11 Jan The Basis of Our Forgiveness
January 11, 2017
He [God] made Him [Jesus] who knew no sin to be sin on our behalf, so that we might become the righteousness of God in Him.
—2 Corinthians 5:21
How can a holy God, who cannot allow sin to go unpunished, forgive sinners like you and me? Only God could have come up with the solution, and it is found in 2 Corinthians 5:21: “He [God] made Him [Jesus] who knew no sin to be sin on our behalf, so that we might become the righteousness of God in Him.”
Jesus Christ is the only person who doesn’t need a second act in life because He never slipped up, messed up, or screwed up. He lived an absolutely perfect life. Yet in spite of that, Jesus voluntarily chose to come to earth and to suffer on the cross not just physically but spiritually.

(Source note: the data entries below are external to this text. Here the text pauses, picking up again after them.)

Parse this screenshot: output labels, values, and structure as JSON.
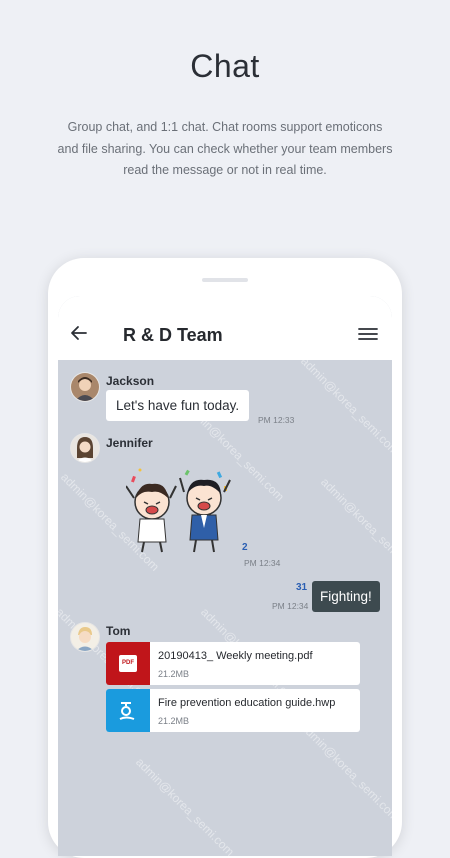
{
  "promo": {
    "title": "Chat",
    "description_lines": [
      "Group chat, and 1:1 chat. Chat rooms support emoticons",
      "and file sharing. You can check whether your team members",
      "read the message or not in real time."
    ]
  },
  "chat": {
    "room_title": "R & D Team",
    "watermark_text": "admin@korea_semi.com",
    "messages": [
      {
        "sender": "Jackson",
        "text": "Let's have fun today.",
        "time": "PM 12:33"
      },
      {
        "sender": "Jennifer",
        "emoticon": "two-cheering-characters",
        "unread": "2",
        "time": "PM 12:34"
      },
      {
        "text": "Fighting!",
        "unread": "31",
        "time": "PM 12:34"
      },
      {
        "sender": "Tom"
      }
    ],
    "files": [
      {
        "name": "20190413_ Weekly meeting.pdf",
        "size": "21.2MB",
        "type_label": "PDF",
        "icon": "pdf-icon",
        "color": "#c0151a"
      },
      {
        "name": "Fire prevention education guide.hwp",
        "size": "21.2MB",
        "icon": "hwp-icon",
        "color": "#1a9bde"
      }
    ]
  },
  "colors": {
    "chat_background": "#cdd2db",
    "sent_bubble": "#3d4a4f",
    "unread_count": "#2b5fb3",
    "pdf_icon": "#c0151a",
    "hwp_icon": "#1a9bde"
  }
}
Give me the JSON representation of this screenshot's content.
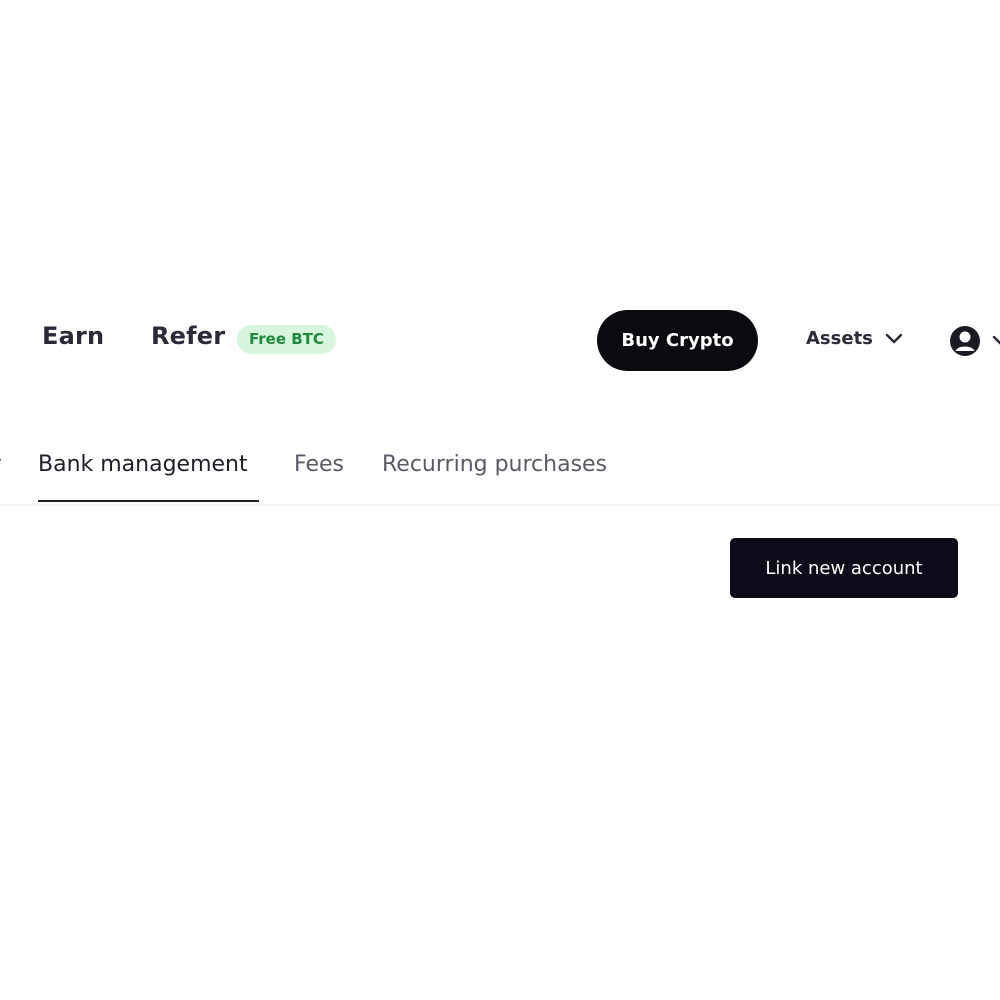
{
  "header": {
    "nav_items": [
      {
        "label": "Earn"
      },
      {
        "label": "Refer"
      }
    ],
    "promo_badge": "Free BTC",
    "buy_button_label": "Buy Crypto",
    "assets_menu_label": "Assets",
    "icons": {
      "assets_chevron": "chevron-down-icon",
      "account": "user-circle-icon",
      "account_chevron": "chevron-down-icon"
    }
  },
  "tabs": {
    "partial_label": "r",
    "items": [
      {
        "label": "Bank management",
        "active": true
      },
      {
        "label": "Fees",
        "active": false
      },
      {
        "label": "Recurring purchases",
        "active": false
      }
    ]
  },
  "main": {
    "link_account_label": "Link new account"
  },
  "colors": {
    "primary_button": "#0b0b0f",
    "badge_bg": "#d6f5dc",
    "badge_text": "#1f8a3c",
    "active_tab_underline": "#1f1f2a"
  }
}
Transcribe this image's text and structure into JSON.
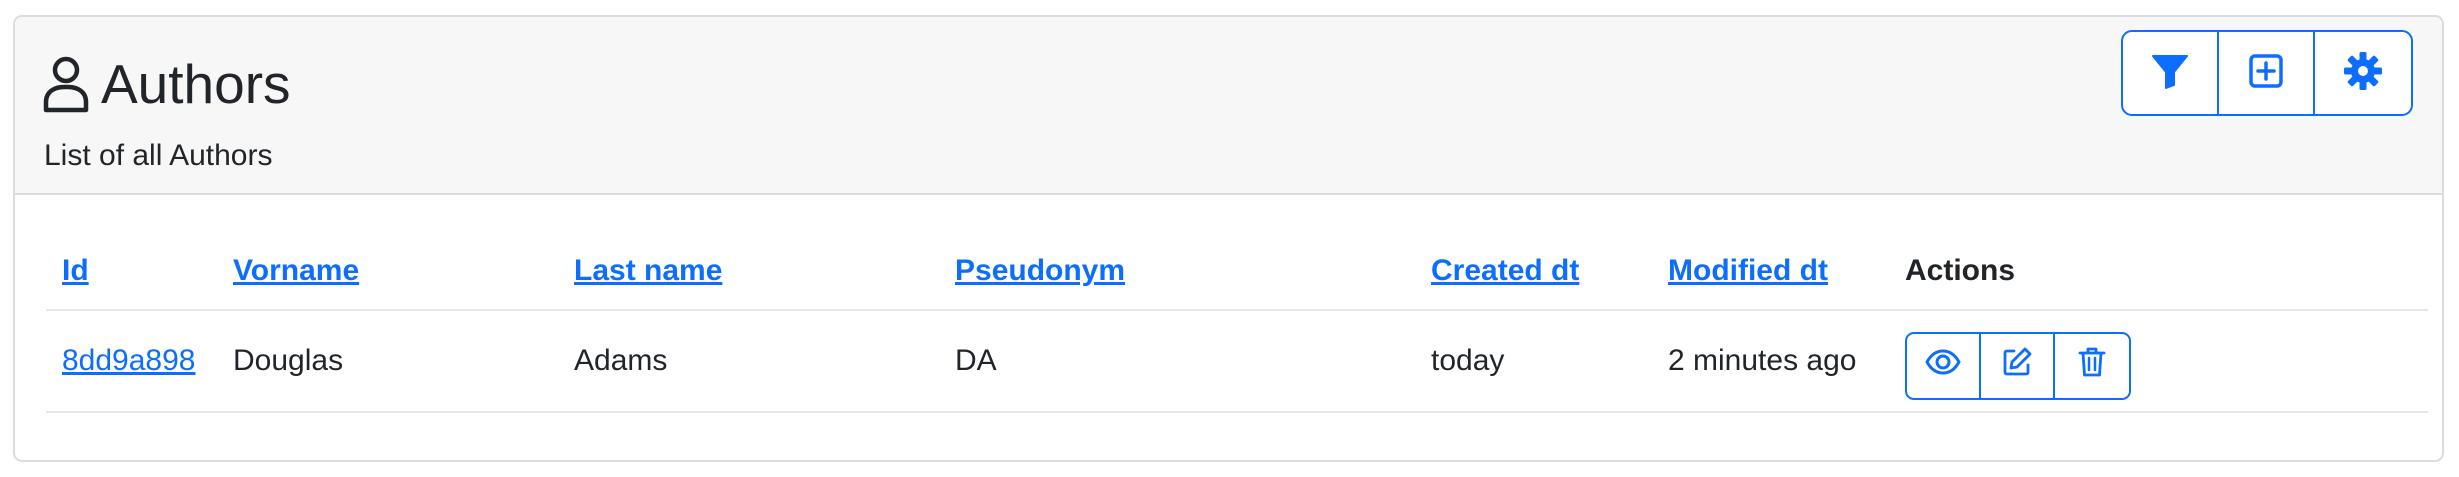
{
  "header": {
    "title": "Authors",
    "subtitle": "List of all Authors",
    "title_icon": "person-icon",
    "toolbar": [
      {
        "name": "filter-button",
        "icon": "filter-icon"
      },
      {
        "name": "add-button",
        "icon": "plus-square-icon"
      },
      {
        "name": "settings-button",
        "icon": "gear-icon"
      }
    ]
  },
  "table": {
    "columns": {
      "id": "Id",
      "vorname": "Vorname",
      "last_name": "Last name",
      "pseudonym": "Pseudonym",
      "created_dt": "Created dt",
      "modified_dt": "Modified dt",
      "actions": "Actions"
    },
    "rows": [
      {
        "id": "8dd9a898",
        "vorname": "Douglas",
        "last_name": "Adams",
        "pseudonym": "DA",
        "created_dt": "today",
        "modified_dt": "2 minutes ago",
        "actions": [
          "eye-icon",
          "pencil-icon",
          "trash-icon"
        ]
      }
    ]
  },
  "colors": {
    "accent": "#0d6efd",
    "header_bg": "#f7f7f7",
    "border": "#dcdcdc",
    "text": "#212529"
  }
}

When Jesus hung on the cross, He experienced the full blast of God’s wrath for our sin. Jesus suffered not for His own sins but for our sins, and for that reason Jesus is able to forgive us of our sins.
God took the perfection of Jesus Christ and He credited it to our account. When we trust in Jesus as our Savior, God no longer sees our sin; He sees the perfection of His Son, Jesus Christ.
The Bible says we are all overdrawn in our spiritual-righteousness account. Every time we sin against God, it’s like a deduction from our account with God, and we are all overdrawn. The Bible says all of us have sinned and fallen short of the glory of God (Romans 3:23).
We are all spiritually bankrupt. That’s the bad news. We have no righteousness left in our account.
The good news is that Jesus has plenty of righteousness in His account. And when you trust in Jesus as your Savior, God transfers the righteousness of His Son into your account so that when God looks at you, He no longer sees your sin—He sees the righteousness of His Son.
Today’s devotion is excerpted from “Our Second Act Depends on God” by Dr. Robert Jeffress, 2016.